The people who could save Jerry and Rachel from their 21st century nightmare are now the very same people who want them dead.

Ludicrously overblown, yet undeniably thrilling, Eagle Eye barely pauses for breath between slam-bang set pieces, intercutting the reluctant heroes’ mission with the efforts of authorities to second guess the next move of these two alleged terrorists.

LaBeouf and Monaghan puff and pant for all their worth in the midst of eye-popping pyrotechnics, generating sparks of sexual tension that only really ignite in the film’s mawkish epilogue.

Thornton brings a spiky charm to his pursuer.

DJ Caruso delivers a series of spectacular set pieces that begins with the arm of a construction crane scything through the side of a building.

But to be engaged by the film, viewers will have to play as dumb as the beleaguered heroes.

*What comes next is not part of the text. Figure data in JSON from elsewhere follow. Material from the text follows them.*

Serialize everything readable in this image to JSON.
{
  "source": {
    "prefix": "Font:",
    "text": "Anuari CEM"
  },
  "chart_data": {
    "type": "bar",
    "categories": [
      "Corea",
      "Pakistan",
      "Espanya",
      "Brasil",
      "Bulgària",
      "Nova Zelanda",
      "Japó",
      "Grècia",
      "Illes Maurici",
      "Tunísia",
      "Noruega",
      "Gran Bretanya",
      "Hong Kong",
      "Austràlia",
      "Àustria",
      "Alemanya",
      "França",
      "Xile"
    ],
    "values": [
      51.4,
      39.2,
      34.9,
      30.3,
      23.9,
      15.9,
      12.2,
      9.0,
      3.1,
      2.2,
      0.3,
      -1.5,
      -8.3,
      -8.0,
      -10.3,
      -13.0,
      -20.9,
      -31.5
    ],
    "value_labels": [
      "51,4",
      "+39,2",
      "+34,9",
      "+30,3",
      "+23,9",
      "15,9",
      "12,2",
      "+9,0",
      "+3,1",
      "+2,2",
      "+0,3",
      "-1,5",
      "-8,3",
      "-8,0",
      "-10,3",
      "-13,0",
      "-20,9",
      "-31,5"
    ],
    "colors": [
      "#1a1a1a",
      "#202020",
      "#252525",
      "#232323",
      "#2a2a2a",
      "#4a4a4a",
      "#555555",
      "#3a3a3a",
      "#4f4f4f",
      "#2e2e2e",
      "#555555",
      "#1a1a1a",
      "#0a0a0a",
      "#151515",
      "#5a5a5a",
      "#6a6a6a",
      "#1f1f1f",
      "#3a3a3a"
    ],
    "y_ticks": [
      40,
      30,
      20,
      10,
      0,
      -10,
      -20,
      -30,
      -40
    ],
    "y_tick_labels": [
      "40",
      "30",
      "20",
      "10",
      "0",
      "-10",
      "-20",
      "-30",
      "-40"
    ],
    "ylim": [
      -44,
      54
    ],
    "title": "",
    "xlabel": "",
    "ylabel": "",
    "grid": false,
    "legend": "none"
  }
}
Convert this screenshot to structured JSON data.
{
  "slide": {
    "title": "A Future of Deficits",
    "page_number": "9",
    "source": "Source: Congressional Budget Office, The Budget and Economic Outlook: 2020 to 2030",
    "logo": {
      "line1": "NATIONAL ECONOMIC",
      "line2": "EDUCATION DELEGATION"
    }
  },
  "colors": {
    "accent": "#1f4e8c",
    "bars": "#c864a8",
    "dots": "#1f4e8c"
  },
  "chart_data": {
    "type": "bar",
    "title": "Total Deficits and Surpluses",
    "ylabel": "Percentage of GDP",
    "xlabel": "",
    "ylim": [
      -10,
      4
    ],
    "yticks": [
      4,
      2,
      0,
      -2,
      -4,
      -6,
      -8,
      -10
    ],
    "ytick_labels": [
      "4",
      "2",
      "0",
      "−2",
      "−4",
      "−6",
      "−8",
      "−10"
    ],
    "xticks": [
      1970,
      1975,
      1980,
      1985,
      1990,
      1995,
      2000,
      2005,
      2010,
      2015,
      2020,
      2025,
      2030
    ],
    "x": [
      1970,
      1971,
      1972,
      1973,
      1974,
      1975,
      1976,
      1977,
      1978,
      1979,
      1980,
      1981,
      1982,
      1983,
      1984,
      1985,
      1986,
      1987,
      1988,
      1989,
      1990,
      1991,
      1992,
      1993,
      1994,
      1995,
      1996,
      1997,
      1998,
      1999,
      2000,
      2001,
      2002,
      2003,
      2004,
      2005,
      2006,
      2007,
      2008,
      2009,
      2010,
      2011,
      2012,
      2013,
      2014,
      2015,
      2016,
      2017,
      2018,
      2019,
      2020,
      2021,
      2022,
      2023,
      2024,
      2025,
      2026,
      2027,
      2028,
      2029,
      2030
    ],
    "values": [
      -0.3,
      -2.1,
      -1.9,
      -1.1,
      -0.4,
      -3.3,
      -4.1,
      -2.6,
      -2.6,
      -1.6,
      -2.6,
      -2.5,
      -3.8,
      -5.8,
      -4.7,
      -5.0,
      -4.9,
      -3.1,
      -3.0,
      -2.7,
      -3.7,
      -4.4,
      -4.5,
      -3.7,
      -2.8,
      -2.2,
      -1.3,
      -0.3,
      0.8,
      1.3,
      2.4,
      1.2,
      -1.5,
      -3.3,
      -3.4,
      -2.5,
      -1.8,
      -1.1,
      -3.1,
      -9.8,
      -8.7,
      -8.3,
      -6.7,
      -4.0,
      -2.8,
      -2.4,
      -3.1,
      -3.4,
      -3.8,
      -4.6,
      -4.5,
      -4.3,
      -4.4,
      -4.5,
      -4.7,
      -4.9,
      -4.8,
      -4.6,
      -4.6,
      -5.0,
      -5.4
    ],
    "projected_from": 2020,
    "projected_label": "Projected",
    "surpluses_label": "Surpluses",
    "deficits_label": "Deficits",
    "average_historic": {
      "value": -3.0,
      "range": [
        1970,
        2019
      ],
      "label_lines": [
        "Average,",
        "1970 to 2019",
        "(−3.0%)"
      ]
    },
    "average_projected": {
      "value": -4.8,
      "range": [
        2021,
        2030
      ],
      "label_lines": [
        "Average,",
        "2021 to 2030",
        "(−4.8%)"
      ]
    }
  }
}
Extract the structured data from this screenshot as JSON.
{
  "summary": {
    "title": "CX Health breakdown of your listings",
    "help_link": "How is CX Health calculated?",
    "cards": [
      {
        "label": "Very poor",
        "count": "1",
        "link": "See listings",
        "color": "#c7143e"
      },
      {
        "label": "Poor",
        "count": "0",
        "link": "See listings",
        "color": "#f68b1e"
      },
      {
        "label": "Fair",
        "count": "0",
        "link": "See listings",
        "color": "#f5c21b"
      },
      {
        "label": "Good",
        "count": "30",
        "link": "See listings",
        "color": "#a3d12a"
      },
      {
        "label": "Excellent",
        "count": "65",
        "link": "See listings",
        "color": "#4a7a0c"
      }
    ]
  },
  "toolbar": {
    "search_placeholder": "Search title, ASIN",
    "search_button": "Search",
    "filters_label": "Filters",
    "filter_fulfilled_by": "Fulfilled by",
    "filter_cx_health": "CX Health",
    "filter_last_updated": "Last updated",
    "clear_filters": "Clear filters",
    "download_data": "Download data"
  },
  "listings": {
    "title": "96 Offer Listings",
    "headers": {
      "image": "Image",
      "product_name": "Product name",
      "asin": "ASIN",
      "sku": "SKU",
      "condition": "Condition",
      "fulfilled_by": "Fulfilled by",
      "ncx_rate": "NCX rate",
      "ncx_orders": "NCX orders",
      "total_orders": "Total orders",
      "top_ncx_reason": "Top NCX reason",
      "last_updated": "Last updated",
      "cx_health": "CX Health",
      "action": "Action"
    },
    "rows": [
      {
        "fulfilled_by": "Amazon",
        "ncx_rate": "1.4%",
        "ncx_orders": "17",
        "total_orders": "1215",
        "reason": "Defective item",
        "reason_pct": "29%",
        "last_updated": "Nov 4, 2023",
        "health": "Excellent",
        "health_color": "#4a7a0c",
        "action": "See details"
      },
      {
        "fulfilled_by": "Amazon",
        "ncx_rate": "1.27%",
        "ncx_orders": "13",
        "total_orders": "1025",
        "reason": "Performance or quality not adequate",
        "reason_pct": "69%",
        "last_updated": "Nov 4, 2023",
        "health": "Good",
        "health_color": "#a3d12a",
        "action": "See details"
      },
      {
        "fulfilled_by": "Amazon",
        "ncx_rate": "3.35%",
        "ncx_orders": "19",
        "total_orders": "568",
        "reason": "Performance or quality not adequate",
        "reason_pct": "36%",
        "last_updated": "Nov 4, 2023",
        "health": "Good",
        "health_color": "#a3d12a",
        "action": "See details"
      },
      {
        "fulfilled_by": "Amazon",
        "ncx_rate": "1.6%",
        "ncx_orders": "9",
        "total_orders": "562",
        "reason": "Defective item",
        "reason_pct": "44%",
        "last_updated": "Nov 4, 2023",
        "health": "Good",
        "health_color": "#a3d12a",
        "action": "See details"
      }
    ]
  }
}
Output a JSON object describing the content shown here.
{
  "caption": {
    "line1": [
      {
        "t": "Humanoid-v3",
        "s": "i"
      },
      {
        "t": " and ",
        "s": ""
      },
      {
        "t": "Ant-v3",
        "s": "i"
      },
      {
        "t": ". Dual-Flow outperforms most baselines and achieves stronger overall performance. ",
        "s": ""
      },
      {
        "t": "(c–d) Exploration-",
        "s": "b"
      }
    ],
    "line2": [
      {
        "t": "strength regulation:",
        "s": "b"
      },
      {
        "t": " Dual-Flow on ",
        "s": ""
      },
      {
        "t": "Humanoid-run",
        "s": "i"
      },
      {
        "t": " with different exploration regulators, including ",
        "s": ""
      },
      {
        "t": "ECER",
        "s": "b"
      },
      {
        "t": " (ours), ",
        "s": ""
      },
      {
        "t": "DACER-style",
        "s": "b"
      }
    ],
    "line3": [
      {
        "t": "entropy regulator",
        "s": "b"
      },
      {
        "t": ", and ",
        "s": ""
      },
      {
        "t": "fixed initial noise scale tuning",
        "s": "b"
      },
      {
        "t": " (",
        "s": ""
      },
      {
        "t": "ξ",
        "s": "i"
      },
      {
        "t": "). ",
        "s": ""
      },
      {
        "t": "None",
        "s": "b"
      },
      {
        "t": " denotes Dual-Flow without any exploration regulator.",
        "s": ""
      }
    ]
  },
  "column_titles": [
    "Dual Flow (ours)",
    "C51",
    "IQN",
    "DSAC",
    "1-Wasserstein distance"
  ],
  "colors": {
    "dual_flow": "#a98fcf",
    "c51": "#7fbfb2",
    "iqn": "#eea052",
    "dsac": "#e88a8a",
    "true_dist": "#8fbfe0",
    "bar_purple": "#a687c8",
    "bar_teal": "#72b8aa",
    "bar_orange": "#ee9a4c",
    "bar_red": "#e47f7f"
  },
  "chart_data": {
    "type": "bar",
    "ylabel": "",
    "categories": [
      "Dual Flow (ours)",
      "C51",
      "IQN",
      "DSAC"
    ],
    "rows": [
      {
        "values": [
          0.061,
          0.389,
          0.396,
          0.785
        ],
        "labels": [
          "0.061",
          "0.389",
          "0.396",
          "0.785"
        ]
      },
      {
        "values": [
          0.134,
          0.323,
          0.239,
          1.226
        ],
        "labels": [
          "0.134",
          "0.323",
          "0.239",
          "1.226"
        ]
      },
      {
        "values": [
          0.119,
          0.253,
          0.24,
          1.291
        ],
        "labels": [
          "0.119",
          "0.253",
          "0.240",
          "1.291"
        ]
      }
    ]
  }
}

As soon as you question the film’s twisted logic, you realise that survival relies too heavily on luck and coincidence.

Rating: ***

HOW TO LOSE FRIENDS & ALIENATE PEOPLE (Cert 15, 105 mins)Paramount Home Entertainment Comedy/Romance

DVD £19.99/Blu-ray £24.99

Starring: Simon Pegg, Kirsten Dunst, Jeff Bridges, Megan Fox, Danny Huston, Gillian Anderson, Bill Paterson.

SIDNEY YOUNG (Pegg), is the snide editor of Post Modern Review, a sardonic rebuke to celebrity culture.

So he is stunned when renowned American magazine editor Clayton Harding (Bridges) offers him a correspondent’s position on New York lifestyle bible, Sharps.

Abandoning London for the hustle and bustle of the Big Apple, Sidney quickly realises his finely-honed sarcasm doesn’t wash with the locals, not least department head Lawrence Maddox (Huston) and fellow writer Alison (Dunst).

Public relations doyenne Eleanor Johnson (Anderson) is equally unimpressed.

His questionable charm also wards him off rising starlet Sophie Maes (Fox).

Trying to survive in the city that never sleeps, Sidney finds himself torn between feisty Alison and beautiful yet dim Sophie, all the while attempting to woo the great and good of the film industry.

The film is based on Toby Young’s celebrated memoir, How To Lose Friends & Alienate People.

But it is a dull, lifeless mess.

Screenwriter Peter Straughan files down all of the barbs in Young’s confessional, shoehorning the characters into a generic fluffy romantic comedy replete with outlandish set pieces including the protracted death of a pet Chihuahua.

Pegg is a most unlikeable and unsympathetic anti-hero, grating from the very first smug grin, making Dunst’s undernourished love interest seem even more adorable by comparison.

When Alison angrily defends her colleague – “Sidney Young has more going for him than anybody in this place!” – we’re tempted to give the film its first and only laugh, of derision.

Bridges, Huston and co are wasted in thankless supporting roles while Fox pouts and purrs in a succession of slinky, figure-hugging outfits.